The recent approval of Truqap (capivasertib) with hormone/endocrine therapy, Faslodex (fulvestrant), for a specific group of patients with HR-positive, HER2-negative breast cancer offers patients more treatment options, especially to match their specific mutational profiles, an expert said.

In November, the Food and Drug Administration (FDA) approved Truqap for patients with advanced or metastatic breast cancer with one or more PIK3CA/AKT1/PTEN-alterations who progressed on at least one endocrine-based regimen in the metastatic setting or experienced recurrence within one year of finishing adjuvant therapy.

According to the National Cancer Institute, Truqap is a drug that blocks a protein called AKT, which can help prevent cancer cells from growing and may help destroy them. The drug is currently used to treat patients with metastatic HR-positive, HER2-negative breast cancer with abnormal PIK3CA, AKT1 or PTEN genes, but is being studied for the treatment of other cancers.

“In this particular case, what we’re trying to do — in what I call precision oncology — is to create drugs that will specifically attack genetic alterations that are only found in the cancer cell,” Dr. Ben Ho Park added during an interview with CURE®. “We don’t want to drug to attack our normal cells, we want to only attack the cancer cells.”

Park is the director of the Vanderbilt-Ingram Cancer Center and for the division of hematology and oncology, and is a professor of medicine at Vanderbilt University Medical Center.

He noted that the approval of Truqap plus Faslodex is important for this patient population because of its effectiveness, compared with other types of drugs.

“(Breast cancer and all cancers are) also always mutating, and that’s why they can develop (drug) resistance. So, then we had other drugs that were used in combination with these endocrine therapies that work better,” Park said. “And so, Truqap is kind of the latest in a long line of that thinking. So, it’s approved with an endocrine therapy for this population of hormone receptor-positive breast cancers that have become resistant to other types of drugs.”

Prior to the FDA’s approval of Truqap plus Faslodex, this particular patient population typically received endocrine therapy via an oral pill with CDK4/6 inhibitors, according to Park.

“The big real class of drugs that made a huge impact (are) what we now call CDK4/6 inhibitors. These are drugs like (Ibrance [Palbociclib]), (Kisqali [ribociclib]) and also (Verzenio [abemaciclib]),” Park said. “When these are combined with endocrine therapies, again, after progression, they have kind of a huge effect.

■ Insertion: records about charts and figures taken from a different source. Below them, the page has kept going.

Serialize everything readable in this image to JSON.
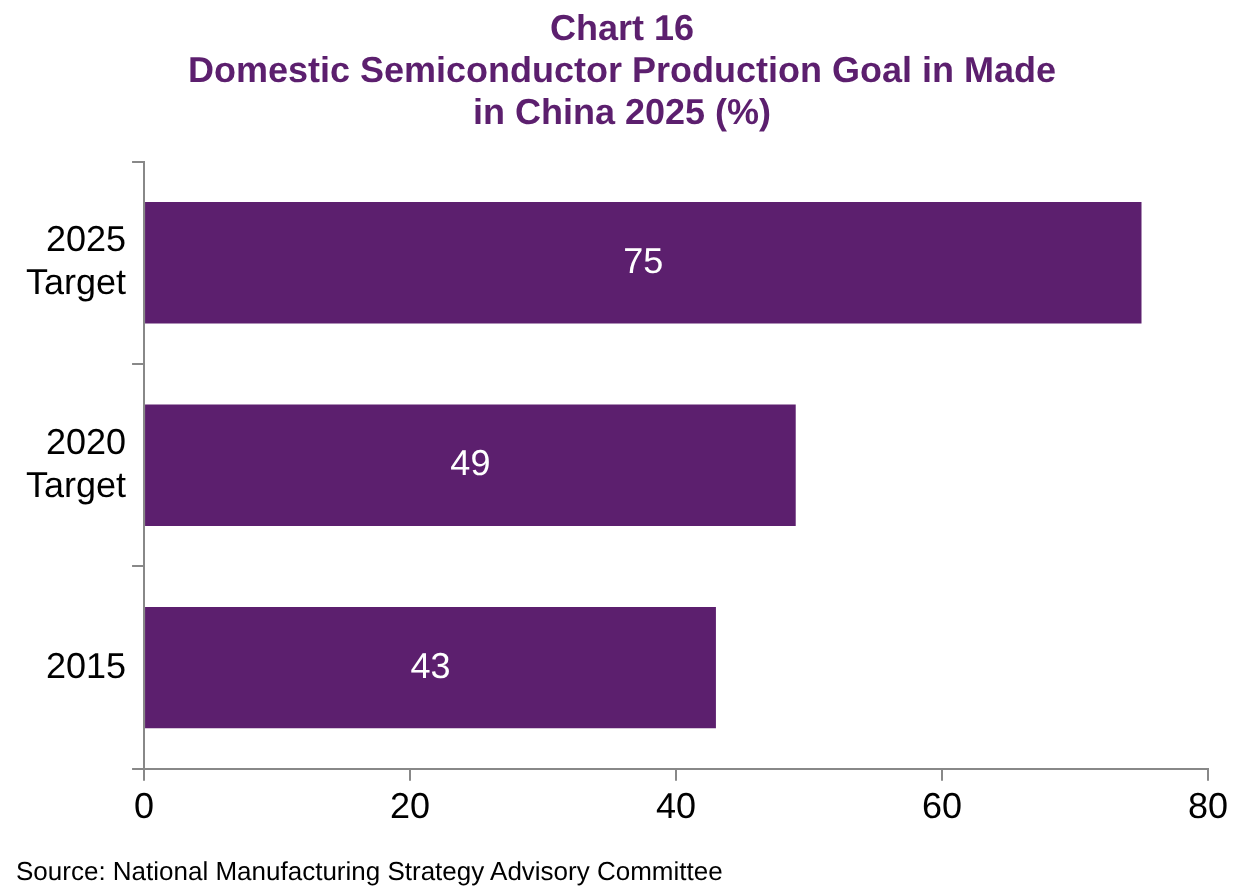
{
  "chart_data": {
    "type": "bar",
    "orientation": "horizontal",
    "title": "Chart 16",
    "subtitle": "Domestic Semiconductor Production Goal in Made in China 2025 (%)",
    "categories": [
      "2025 Target",
      "2020 Target",
      "2015"
    ],
    "values": [
      75,
      49,
      43
    ],
    "color": "#5c1f6e",
    "xlim": [
      0,
      80
    ],
    "xticks": [
      0,
      20,
      40,
      60,
      80
    ],
    "grid": false,
    "legend": false,
    "data_labels": true,
    "annotations": [
      "Source: National Manufacturing Strategy Advisory Committee"
    ]
  }
}
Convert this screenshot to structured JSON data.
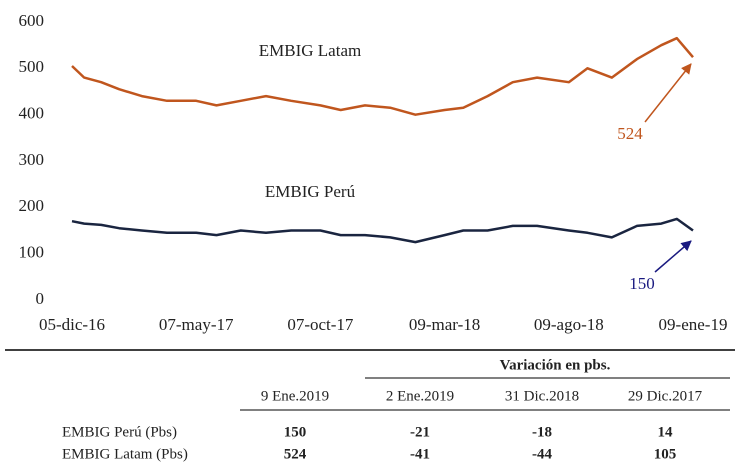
{
  "chart_data": {
    "type": "line",
    "x": [
      "2016-12-05",
      "2016-12-20",
      "2017-01-10",
      "2017-02-01",
      "2017-03-01",
      "2017-04-01",
      "2017-05-07",
      "2017-06-01",
      "2017-07-01",
      "2017-08-01",
      "2017-09-01",
      "2017-10-07",
      "2017-11-01",
      "2017-12-01",
      "2018-01-01",
      "2018-02-01",
      "2018-03-09",
      "2018-04-01",
      "2018-05-01",
      "2018-06-01",
      "2018-07-01",
      "2018-08-09",
      "2018-09-01",
      "2018-10-01",
      "2018-11-01",
      "2018-12-01",
      "2018-12-20",
      "2019-01-09"
    ],
    "series": [
      {
        "name": "EMBIG Latam",
        "color": "#c0561e",
        "values": [
          505,
          480,
          470,
          455,
          440,
          430,
          430,
          420,
          430,
          440,
          430,
          420,
          410,
          420,
          415,
          400,
          410,
          415,
          440,
          470,
          480,
          470,
          500,
          480,
          520,
          550,
          565,
          524
        ]
      },
      {
        "name": "EMBIG Perú",
        "color": "#1a2540",
        "values": [
          170,
          165,
          162,
          155,
          150,
          145,
          145,
          140,
          150,
          145,
          150,
          150,
          140,
          140,
          135,
          125,
          140,
          150,
          150,
          160,
          160,
          150,
          145,
          135,
          160,
          165,
          175,
          150
        ]
      }
    ],
    "annotations": [
      {
        "text": "524",
        "series": 0
      },
      {
        "text": "150",
        "series": 1
      }
    ],
    "xlim": [
      "2016-12-05",
      "2019-01-09"
    ],
    "xticks": [
      {
        "value": "2016-12-05",
        "label": "05-dic-16"
      },
      {
        "value": "2017-05-07",
        "label": "07-may-17"
      },
      {
        "value": "2017-10-07",
        "label": "07-oct-17"
      },
      {
        "value": "2018-03-09",
        "label": "09-mar-18"
      },
      {
        "value": "2018-08-09",
        "label": "09-ago-18"
      },
      {
        "value": "2019-01-09",
        "label": "09-ene-19"
      }
    ],
    "ylim": [
      0,
      600
    ],
    "yticks": [
      0,
      100,
      200,
      300,
      400,
      500,
      600
    ],
    "grid": false
  },
  "table": {
    "header": "Variación en pbs.",
    "columns": [
      "9 Ene.2019",
      "2 Ene.2019",
      "31 Dic.2018",
      "29 Dic.2017"
    ],
    "rows": [
      {
        "label": "EMBIG Perú (Pbs)",
        "values": [
          150,
          -21,
          -18,
          14
        ]
      },
      {
        "label": "EMBIG Latam (Pbs)",
        "values": [
          524,
          -41,
          -44,
          105
        ]
      }
    ]
  }
}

And in fact, now we know if we use them upfront with endocrine therapy, you can get much better longevity in terms of disease control (in metastatic disease).”

In terms of unmet needs the Truqap-Faslodex combination addresses, Park noted that it provides patients with more treatment options than before.

Although there are available treatments that have also been FDA-approved, Park said that some patients in this respective population are unable to tolerate doses of these drugs. Now, patients who cannot tolerate other drugs have the ability to try the new Truqap-Faslodex combination.

“I think that that’s where having more options allows more patients to get the therapies that are matched to their kind of mutational profile of their cancer,” he said.

However, there are unmet needs that persist for this patient population. Park emphasized that there is still plenty of research that needs to be done, especially finding effective drugs for younger patients with HR-positive, HER2-negative breast cancer.

“So, in that sense, we have to do better. We have to do more research, we have to figure out how to cure all types of breast cancers, metastatic, early stage, hormone, receptor-positive, et cetera. I don’t think any of us are going to rest until that is done.”